Cut up a bunch of little 1/8" long pieces of copper wire and squash 'em by themselves, get a feel for how much they will expand (quite a bit). Then practice doing rivets on some plain aluminum sheet, once you get it figured out you'll be able to feel when it's no longer squashing and has filled in the hole.

Oh and for the countersink/chamfer I use a Dremel round ball carbide burr, .100" dia. Turning it by hand, not in the Dremel! It's basically not doing much more than breaking the sharp edges around the holes.

Very clever. Great idea and thank you for the picture too.

I guess you could also extend this through the pill and chamfer the back of the pill instead of the MCPCB. Then press them as unit. Reflow the MCPCB to the pill first. This combines Nightcrawl’s and Comfychair’s great ideas.

EDIT: Sorry, just noticed the OP said the above already.
EDIT2: Well, kind of. Press into pill, not press together. Sorry, again guys. I am multitasking to much stuff at the moment.

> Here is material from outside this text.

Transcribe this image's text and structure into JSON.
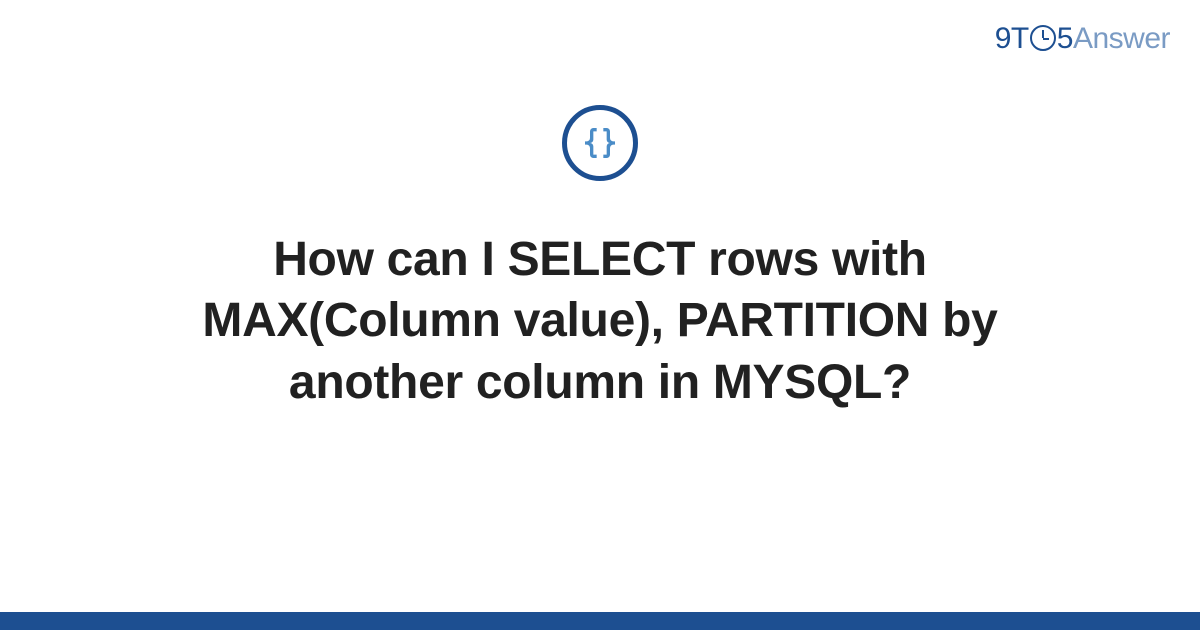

thanks comfychair, I’ll check to see if I have a 5/64in drill at home (I do miss metric!). I’ll have to have a think about how to do the pressing in as my vise grips are large’n’nasty (mostly used on the car), so I may do better to rig something up to use in the vise instead.

I was thinking something similar and you wouldn’t have to worry so much about getting the “rivet” on the back of the pill as flush. You’d have to be very precise with the drilling so that the LED was centred properly, but this and a thin layer of thermal great under the star would make a fantastic thermal joint. Then all you’d have to do is reflow the LED to the star once it was all together. I may try this with the C20 host I have coming, although my drilling is notoriously crap (no drill press).

Matt, wouldn't you just use your lathe to drill the hole? Unless its a multi-emitter you're going for.